Games designed for modern day consoles and PC are not designed with lower precision pixel rendering in mind. So console and PC game developers that are looking to bring their games to the ultra mobile space with high visual fidelity and console quality will surely be making use of the FP32 ALU's for pixel rendering.
OK, first I'll quote Sebbbi from the new Rogue architectural thread:
sebbbi said:
I personally think Rogue is a step in the right direction. With many other mobile architectures you still have to use the painful ~FP10 formats to extract the best performance. I sincerely hope that lowp vanishes soon, and the ES standard would dictate FP16 minimum for mediump.
FP16 is great for pixel shaders. You can avoid vast majority of precision issues by thinking about your numeric ranges and transforms. Doing your pixel shader math in view space or in camera centered world space goes long way to the right direction.
Obviously you need FP24/32 for vertex shaders. However most of the GPU math is done in pixel shaders as high resolutions such as 2048x1536 and 2560x1600 are common in mobile devices. The decision to increase the FP16 ALUs was a correct one.
Increased FP16 ALUs also means that the performance trade off from dropping the lowp ALUs is decreased. This is certanly a good thing. I hope that other mobile GPU developers also think alike and lowp is soon gone
So there you have it from someone who is actually intimate with this problem area.
I also somehow feel that you don't quite grasp the hows and whys of numerical precision in general. That's OK by the way, even among people who are professionals in fields that are affected, it is a topic that is often considered tangential (=sweep under the rug). It's typically not treated at all below university level, and there the initial courses typically look at worst case error propagation, truncation vs. rounding, classical problem areas such as derivatives and matrix inversions - useful, but a bit removed from practical problems which typically involve other sources of error in underlying models or whatever, removed from the absolute numerical measurability of the mathematical discipline of the course, and which determine the
significance of numerical precision.
Basics - when we are talking pixels on cell phone screens these days, those are 8-bit integer values for Red, Green and Blue respectively. In days gone by you would do your graphics calculations in 8-bit integer/pixel color, progressing to 10-bit for better precision, to fp10 for less precision but better handling of dynamic range and fixed point formats (which I'll ignore for now for simplicity) to fp16 and fp32.
FP16, since it is the focus of the discussion has one sign bit, a 5-bit mantissa, and 11 bits worth of significand (through a trick). For most calculations you have precision to spare. Errors accumulate slowly enough that they don't reach significant levels. However, there are problematic operations, and of course algorithms that are good in some ways, but are dubious in terms of numerical precision. And that is where higher precision formats may be of aid.
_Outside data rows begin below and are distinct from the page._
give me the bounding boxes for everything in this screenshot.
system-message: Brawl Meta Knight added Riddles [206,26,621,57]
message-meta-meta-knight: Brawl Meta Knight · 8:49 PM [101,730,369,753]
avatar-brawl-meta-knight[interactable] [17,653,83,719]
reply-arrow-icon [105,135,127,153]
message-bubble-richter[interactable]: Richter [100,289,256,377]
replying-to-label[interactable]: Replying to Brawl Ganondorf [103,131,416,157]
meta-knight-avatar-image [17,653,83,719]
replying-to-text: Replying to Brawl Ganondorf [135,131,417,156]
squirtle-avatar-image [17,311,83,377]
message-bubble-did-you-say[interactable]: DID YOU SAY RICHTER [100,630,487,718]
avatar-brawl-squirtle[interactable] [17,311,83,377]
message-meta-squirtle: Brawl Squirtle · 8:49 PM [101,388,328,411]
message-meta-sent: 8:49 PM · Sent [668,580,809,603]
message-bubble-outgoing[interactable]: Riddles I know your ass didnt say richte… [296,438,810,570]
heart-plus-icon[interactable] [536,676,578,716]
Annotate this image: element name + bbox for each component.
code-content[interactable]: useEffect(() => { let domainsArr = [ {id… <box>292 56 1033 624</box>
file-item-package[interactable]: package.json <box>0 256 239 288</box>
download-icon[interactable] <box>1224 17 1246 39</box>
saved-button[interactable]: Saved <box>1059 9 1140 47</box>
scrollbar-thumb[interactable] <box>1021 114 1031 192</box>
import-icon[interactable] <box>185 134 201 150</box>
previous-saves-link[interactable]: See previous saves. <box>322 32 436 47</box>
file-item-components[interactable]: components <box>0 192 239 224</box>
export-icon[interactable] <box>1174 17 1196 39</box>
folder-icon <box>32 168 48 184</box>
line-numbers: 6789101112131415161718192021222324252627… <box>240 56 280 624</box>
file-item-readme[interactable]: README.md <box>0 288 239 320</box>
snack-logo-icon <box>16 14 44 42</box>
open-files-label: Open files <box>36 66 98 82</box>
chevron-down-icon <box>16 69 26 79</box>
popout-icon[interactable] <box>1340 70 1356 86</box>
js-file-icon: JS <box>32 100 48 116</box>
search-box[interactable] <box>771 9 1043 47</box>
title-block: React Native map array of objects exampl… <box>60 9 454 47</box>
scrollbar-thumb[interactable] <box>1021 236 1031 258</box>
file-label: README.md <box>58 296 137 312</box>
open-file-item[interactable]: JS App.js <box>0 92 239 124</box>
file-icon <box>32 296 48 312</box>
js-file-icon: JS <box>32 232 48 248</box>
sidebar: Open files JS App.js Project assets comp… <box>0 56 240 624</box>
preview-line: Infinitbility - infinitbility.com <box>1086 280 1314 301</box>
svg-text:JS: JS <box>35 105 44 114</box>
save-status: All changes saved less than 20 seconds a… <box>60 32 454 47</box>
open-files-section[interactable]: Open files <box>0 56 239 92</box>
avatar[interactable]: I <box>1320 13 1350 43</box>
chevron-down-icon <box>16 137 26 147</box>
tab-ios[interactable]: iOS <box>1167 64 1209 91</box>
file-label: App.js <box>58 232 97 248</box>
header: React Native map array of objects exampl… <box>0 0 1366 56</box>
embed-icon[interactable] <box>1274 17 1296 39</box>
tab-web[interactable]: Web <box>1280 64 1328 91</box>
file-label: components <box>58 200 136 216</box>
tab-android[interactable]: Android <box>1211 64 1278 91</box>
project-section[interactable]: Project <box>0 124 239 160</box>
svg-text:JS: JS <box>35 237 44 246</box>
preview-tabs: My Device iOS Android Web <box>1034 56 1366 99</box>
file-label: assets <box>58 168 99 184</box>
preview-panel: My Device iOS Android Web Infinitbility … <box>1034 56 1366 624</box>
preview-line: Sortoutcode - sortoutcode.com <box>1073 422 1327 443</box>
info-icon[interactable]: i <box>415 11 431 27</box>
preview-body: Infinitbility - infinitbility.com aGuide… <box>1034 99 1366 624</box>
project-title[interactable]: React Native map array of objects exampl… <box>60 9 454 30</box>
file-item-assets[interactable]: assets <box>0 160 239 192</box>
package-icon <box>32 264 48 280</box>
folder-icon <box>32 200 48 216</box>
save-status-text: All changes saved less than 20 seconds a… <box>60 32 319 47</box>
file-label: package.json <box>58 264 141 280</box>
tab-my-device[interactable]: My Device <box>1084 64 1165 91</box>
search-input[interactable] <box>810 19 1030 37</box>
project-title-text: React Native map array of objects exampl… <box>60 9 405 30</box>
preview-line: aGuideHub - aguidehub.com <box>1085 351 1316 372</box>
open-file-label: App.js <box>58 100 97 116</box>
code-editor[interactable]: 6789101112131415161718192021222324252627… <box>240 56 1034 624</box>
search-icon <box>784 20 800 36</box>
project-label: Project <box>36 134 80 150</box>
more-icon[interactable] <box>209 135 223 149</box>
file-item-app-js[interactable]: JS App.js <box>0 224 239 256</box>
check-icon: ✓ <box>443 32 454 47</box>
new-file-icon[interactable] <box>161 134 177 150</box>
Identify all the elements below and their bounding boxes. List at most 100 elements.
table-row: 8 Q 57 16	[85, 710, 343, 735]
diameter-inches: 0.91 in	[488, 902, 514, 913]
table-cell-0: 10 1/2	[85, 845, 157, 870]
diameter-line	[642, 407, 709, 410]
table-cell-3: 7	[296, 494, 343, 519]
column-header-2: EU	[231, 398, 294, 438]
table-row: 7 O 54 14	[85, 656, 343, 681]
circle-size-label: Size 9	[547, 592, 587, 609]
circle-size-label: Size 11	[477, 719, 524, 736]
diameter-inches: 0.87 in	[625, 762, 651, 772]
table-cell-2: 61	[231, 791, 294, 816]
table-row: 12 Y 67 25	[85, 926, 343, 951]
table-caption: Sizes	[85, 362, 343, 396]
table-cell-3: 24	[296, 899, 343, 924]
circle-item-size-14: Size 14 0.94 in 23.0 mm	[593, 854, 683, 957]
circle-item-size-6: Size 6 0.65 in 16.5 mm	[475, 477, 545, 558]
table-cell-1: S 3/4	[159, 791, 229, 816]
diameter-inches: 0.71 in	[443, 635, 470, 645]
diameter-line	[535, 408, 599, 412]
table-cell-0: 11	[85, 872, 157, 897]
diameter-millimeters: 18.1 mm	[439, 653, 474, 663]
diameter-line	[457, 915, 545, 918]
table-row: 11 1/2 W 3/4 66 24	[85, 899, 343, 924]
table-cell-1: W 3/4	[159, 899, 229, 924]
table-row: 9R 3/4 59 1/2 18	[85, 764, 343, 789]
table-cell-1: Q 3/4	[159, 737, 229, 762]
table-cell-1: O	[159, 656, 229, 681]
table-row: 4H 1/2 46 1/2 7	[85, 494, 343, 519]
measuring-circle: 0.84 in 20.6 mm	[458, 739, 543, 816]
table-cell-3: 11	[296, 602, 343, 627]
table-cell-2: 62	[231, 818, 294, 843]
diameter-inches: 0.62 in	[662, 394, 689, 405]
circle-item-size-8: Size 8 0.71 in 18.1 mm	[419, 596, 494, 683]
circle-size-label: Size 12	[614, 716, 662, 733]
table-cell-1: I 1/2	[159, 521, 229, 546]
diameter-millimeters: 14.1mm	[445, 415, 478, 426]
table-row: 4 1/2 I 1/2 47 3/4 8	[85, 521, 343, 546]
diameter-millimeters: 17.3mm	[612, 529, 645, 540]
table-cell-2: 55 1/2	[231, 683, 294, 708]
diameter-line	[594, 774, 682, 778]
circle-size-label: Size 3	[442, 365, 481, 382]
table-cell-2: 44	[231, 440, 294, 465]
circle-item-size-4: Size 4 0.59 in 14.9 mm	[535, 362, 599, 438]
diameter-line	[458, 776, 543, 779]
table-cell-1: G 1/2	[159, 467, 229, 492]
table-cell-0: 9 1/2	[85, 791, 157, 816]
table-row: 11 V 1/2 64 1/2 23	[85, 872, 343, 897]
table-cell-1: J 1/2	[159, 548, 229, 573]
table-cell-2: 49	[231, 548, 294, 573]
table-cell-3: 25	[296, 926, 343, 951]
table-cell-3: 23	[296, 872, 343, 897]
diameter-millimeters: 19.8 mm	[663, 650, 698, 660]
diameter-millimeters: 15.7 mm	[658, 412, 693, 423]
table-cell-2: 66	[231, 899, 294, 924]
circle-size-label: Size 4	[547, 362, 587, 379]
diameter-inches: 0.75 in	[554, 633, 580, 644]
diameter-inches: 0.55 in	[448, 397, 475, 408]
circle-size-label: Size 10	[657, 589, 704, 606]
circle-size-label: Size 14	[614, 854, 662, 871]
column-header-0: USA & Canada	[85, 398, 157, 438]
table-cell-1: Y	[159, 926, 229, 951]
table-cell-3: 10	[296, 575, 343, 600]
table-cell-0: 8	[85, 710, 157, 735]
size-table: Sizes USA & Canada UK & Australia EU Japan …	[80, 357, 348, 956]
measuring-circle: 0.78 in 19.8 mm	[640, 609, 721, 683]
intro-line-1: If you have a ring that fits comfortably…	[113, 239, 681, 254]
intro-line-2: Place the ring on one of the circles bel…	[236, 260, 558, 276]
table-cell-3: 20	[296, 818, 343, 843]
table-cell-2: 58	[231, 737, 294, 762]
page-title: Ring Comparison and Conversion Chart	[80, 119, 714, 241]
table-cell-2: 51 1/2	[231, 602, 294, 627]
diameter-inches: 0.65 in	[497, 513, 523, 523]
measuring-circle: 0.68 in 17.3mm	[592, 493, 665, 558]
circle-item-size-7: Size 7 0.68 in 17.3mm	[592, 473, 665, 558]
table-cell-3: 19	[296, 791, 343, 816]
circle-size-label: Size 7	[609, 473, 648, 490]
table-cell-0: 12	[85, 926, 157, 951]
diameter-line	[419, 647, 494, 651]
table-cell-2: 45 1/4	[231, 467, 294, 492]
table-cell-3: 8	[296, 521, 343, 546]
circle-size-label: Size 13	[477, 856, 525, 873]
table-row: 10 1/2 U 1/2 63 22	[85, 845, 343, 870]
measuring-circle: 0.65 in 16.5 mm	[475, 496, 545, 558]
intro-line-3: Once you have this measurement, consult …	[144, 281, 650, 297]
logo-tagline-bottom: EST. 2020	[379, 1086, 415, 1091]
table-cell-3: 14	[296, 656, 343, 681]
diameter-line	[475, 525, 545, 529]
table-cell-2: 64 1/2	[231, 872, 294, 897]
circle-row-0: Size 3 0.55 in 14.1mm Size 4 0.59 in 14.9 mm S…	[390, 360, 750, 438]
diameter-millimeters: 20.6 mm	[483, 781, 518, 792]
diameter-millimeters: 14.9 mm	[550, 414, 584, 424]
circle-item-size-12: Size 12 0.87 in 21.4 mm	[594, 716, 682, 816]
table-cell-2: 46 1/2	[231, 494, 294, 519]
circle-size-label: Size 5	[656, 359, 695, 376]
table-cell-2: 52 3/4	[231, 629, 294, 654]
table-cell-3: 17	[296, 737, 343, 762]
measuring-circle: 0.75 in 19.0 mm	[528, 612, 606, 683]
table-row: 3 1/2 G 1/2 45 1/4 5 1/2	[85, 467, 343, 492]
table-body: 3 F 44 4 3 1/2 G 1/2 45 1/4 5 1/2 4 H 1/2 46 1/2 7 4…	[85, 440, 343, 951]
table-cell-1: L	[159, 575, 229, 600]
OR you could work around those specific problems in other ways, depending on your priorities and the hardware capabilities at hand.
At the end of the day, we are talking about gaming graphics on mobile devices with very high pixel densities. We are not talking about life support systems or satellite control after all. So if you lack previous experience, it would be a viable approach to simply default to FP16, run your code, and see if everything looks OK. If it does, you're good. If it doesn't, look at what causes the problem, and see if you can work around it, or if it is small enough and contained enough to be fixed by increasing the precision. (If you're using a strongly divergent algorithm, you're asking for problems and you might want to change approach.) Given the nature of gaming, and the devices the games run on, some errors are perfectly OK, after all it's not as if there are no compromises going on in other areas than numerical precision that have large visual consequences. With accumulated experience in the field, you'll know where to expect issues (as in sebbbis example above), and you'll save yourself a bit of work.
Generally, if you have limited resources, and in these devices you always do, you avoid wasting resources unnecessarily. Saving bandwidth, power, computational resources and to some extent memory is
always a good idea. So using FP16 (or even lower) as default makes sense. The interesting part is actually in those areas where precision starts being an issue to be reckoned with - can you find alternative ways to express your algorithm that is less numerically demanding? Alternatively, are there visually similar algorithms that are less demanding? If the problem arises from a particular operation in the algorithm, can you do type-casting tricks to ensure that you have enough precision right there, and then convert back? Is that profitable in terms of of computational intensity, or would it actually be more efficient to brute force it? And so on - my experience in these matters is from a different field, where brute force typically wins out because of very lax financial accountability
, but even there making poor algorithmic choices will bite you. Throwing significand bits at a numerically poorly expressed algorithm is a band-aid at best.
Ouch, too wordy, and probably too vague. I'd better quit. Apologies.
Bottom line is you use the precision you need for the problem at hand. In the face of limited resources, waste does not make sense, and weakens your competitiveness in the marketplace.